Nessa competição, o couro do urso era o prêmio para quem demonstrasse ato de bravura e por ter salvado o meu amigo de perder as duas mãos, eles me deram o prêmio, mas eu não podia aceitar, porque eu não tinha feito nada além da minha obrigação. Aí a família muito agradecida pelo meu gesto me deu uma faca bonita com cabo feito com chifre de caribu.

- Oh seu Olegário, o senhor deu uns pega na Mary?

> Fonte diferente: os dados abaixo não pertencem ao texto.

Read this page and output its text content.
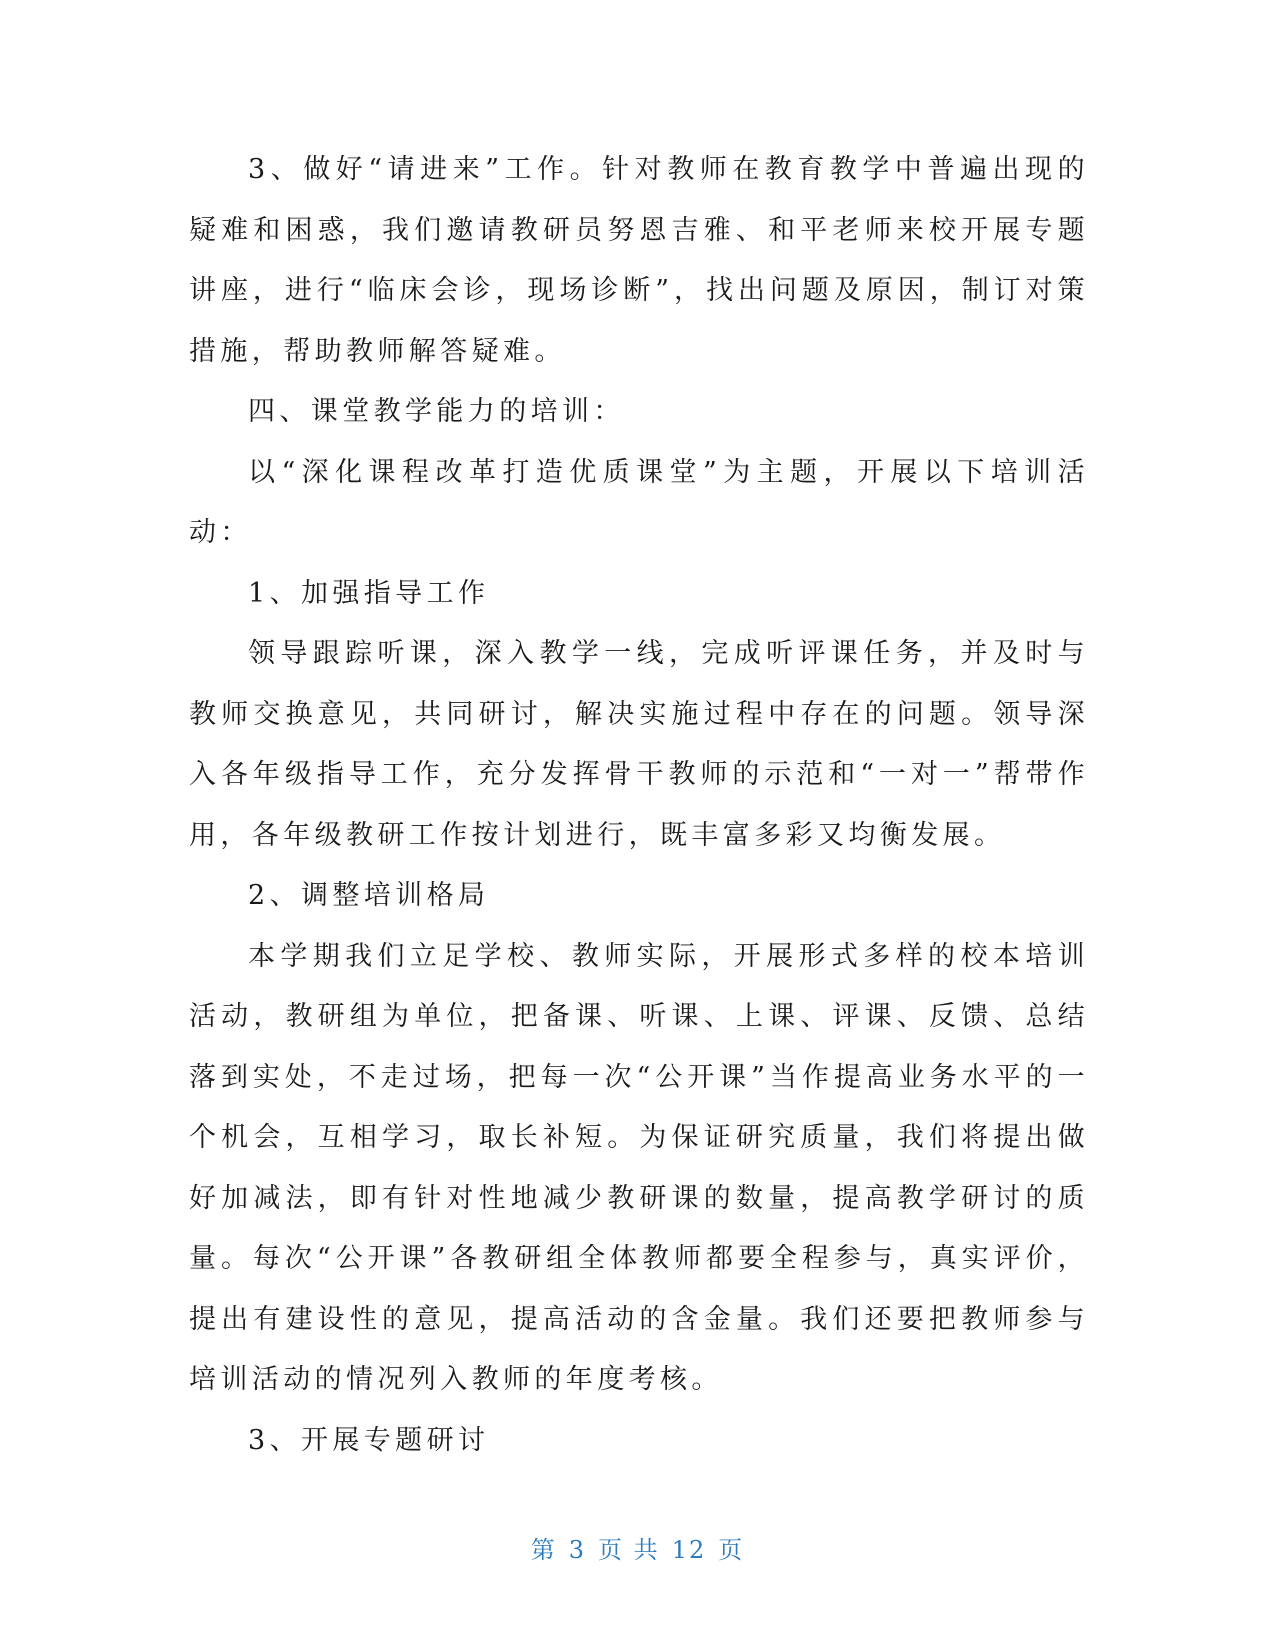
3、做好“请进来”工作。针对教师在教育教学中普遍出现的疑难和困惑，我们邀请教研员努恩吉雅、和平老师来校开展专题讲座，进行“临床会诊，现场诊断”，找出问题及原因，制订对策措施，帮助教师解答疑难。

四、课堂教学能力的培训：

以“深化课程改革打造优质课堂”为主题，开展以下培训活动：

1、加强指导工作

领导跟踪听课，深入教学一线，完成听评课任务，并及时与教师交换意见，共同研讨，解决实施过程中存在的问题。领导深入各年级指导工作，充分发挥骨干教师的示范和“一对一”帮带作用，各年级教研工作按计划进行，既丰富多彩又均衡发展。

2、调整培训格局

本学期我们立足学校、教师实际，开展形式多样的校本培训活动，教研组为单位，把备课、听课、上课、评课、反馈、总结落到实处，不走过场，把每一次“公开课”当作提高业务水平的一个机会，互相学习，取长补短。为保证研究质量，我们将提出做好加减法，即有针对性地减少教研课的数量，提高教学研讨的质量。每次“公开课”各教研组全体教师都要全程参与，真实评价，提出有建设性的意见，提高活动的含金量。我们还要把教师参与培训活动的情况列入教师的年度考核。

3、开展专题研讨

第 3 页 共 12 页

- Rapaz, você tá pensando o quê de mim? Como é que eu podia desrespeitar uma família decente como a dela? Você me respeite, seu cabra.

- Òxe, seu Olegário, era só para saber...

E com a voz sumida dos arrependidos, perguntou para aliviar a tensão;

- O senhor ainda tem essa faca, seu Olegário?

- Olhe, ter eu tenho, porque nunca me desfiz dela, mas faz muito tempo que não vejo.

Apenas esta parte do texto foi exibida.